I made the expression equal to 0 ..and then since x is real, the discriminant should be greater than or equal to 0 . I manipulated this inequality to get that x lies between -(2/3) and +(2/3), which is actually the answer given , but I am not satisfied since they said that the the expression should be greater than 0 but I set it equal to 0 .
Just to throw in my 2 cents one way to do this problem is to complete the square.

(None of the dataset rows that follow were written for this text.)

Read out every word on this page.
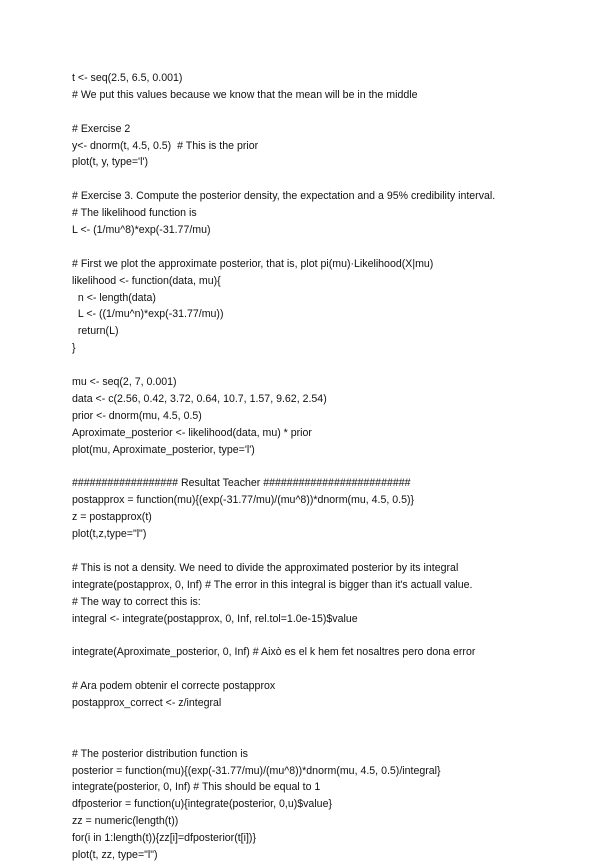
t <- seq(2.5, 6.5, 0.001)
# We put this values because we know that the mean will be in the middle
# Exercise 2
y<- dnorm(t, 4.5, 0.5)  # This is the prior
plot(t, y, type='l')
# Exercise 3. Compute the posterior density, the expectation and a 95% credibility interval.
# The likelihood function is
L <- (1/mu^8)*exp(-31.77/mu)
# First we plot the approximate posterior, that is, plot pi(mu)·Likelihood(X|mu)
likelihood <- function(data, mu){
n <- length(data)
L <- ((1/mu^n)*exp(-31.77/mu))
return(L)
}
mu <- seq(2, 7, 0.001)
data <- c(2.56, 0.42, 3.72, 0.64, 10.7, 1.57, 9.62, 2.54)
prior <- dnorm(mu, 4.5, 0.5)
Aproximate_posterior <- likelihood(data, mu) * prior
plot(mu, Aproximate_posterior, type='l')
################## Resultat Teacher #########################
postapprox = function(mu){(exp(-31.77/mu)/(mu^8))*dnorm(mu, 4.5, 0.5)}
z = postapprox(t)
plot(t,z,type="l")
# This is not a density. We need to divide the approximated posterior by its integral
integrate(postapprox, 0, Inf) # The error in this integral is bigger than it's actuall value.
# The way to correct this is:
integral <- integrate(postapprox, 0, Inf, rel.tol=1.0e-15)$value
integrate(Aproximate_posterior, 0, Inf) # Això es el k hem fet nosaltres pero dona error
# Ara podem obtenir el correcte postapprox
postapprox_correct <- z/integral
# The posterior distribution function is
posterior = function(mu){(exp(-31.77/mu)/(mu^8))*dnorm(mu, 4.5, 0.5)/integral}
integrate(posterior, 0, Inf) # This should be equal to 1
dfposterior = function(u){integrate(posterior, 0,u)$value}
zz = numeric(length(t))
for(i in 1:length(t)){zz[i]=dfposterior(t[i])}
plot(t, zz, type="l")
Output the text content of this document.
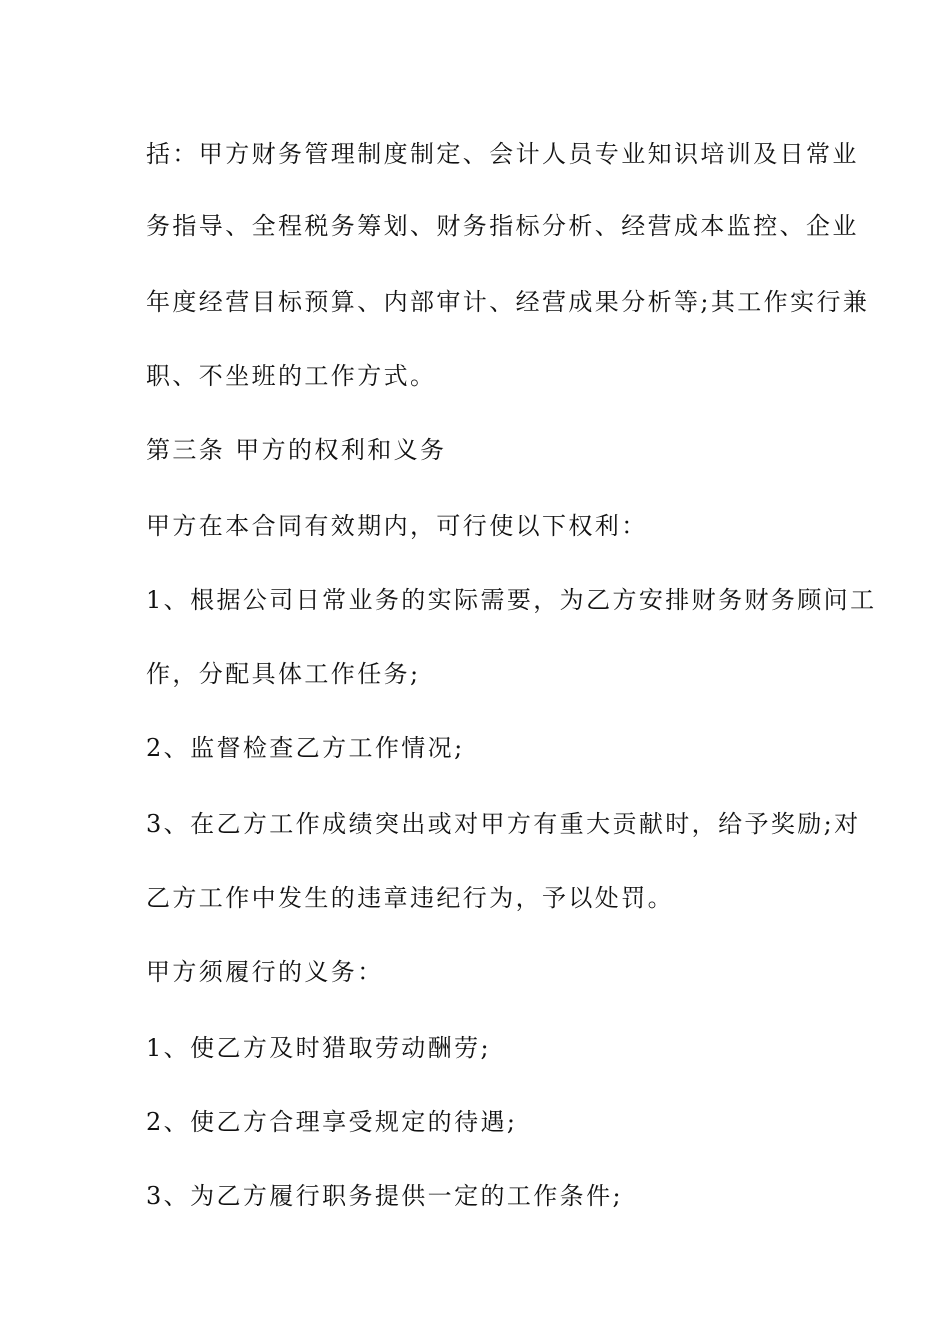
括：甲方财务管理制度制定、会计人员专业知识培训及日常业
务指导、全程税务筹划、财务指标分析、经营成本监控、企业
年度经营目标预算、内部审计、经营成果分析等;其工作实行兼
职、不坐班的工作方式。
第三条 甲方的权利和义务
甲方在本合同有效期内，可行使以下权利：
1、根据公司日常业务的实际需要，为乙方安排财务财务顾问工
作，分配具体工作任务;
2、监督检查乙方工作情况;
3、在乙方工作成绩突出或对甲方有重大贡献时，给予奖励;对
乙方工作中发生的违章违纪行为，予以处罚。
甲方须履行的义务：
1、使乙方及时猎取劳动酬劳;
2、使乙方合理享受规定的待遇;
3、为乙方履行职务提供一定的工作条件;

$x^2-ax+1-2a^2=x^2-ax+\frac{a^4}{4}-\frac{a^2}{4}+1-2a^2=\left(x-\frac{a}{2} \right)^2+\frac{4-9a^2}{4}$

Now for the quadratic to be positive the term after the square must be positive so we get

$\frac{4-9a^2}{4}> 0 \iff (2-3a)(2+3a)> 0 \iff a \in \left(-\frac{2}{3},\frac{2}{3} \right)$

7. Thanks Guys ,
That really helped !

8. Originally Posted by Soroban
Hello, Arka!

I don't follow your reasoning, but you seem to have the right answer.

If the expression is positive, the parabola has no x-intercepts.
. . That is, its discriminant is negative.

We have: . $D \;=\; (\text{-}a)^2 - 4(1-2a^2) \:<\:0 \quad\Rightarrow\quad 9a^2-4 \:<\:0$

. . . . . . . . $a^2 \:<\:\tfrac{4}{9} \quad\Rightarrow\quad |a| \:<\:\tfrac{2}{3}$

I ma little bit confused in the above expression can u clear about it little more

9. Originally Posted by gramboy
I ma little bit confused in the above expression can u clear about it little more
Be specific. What part confuses you?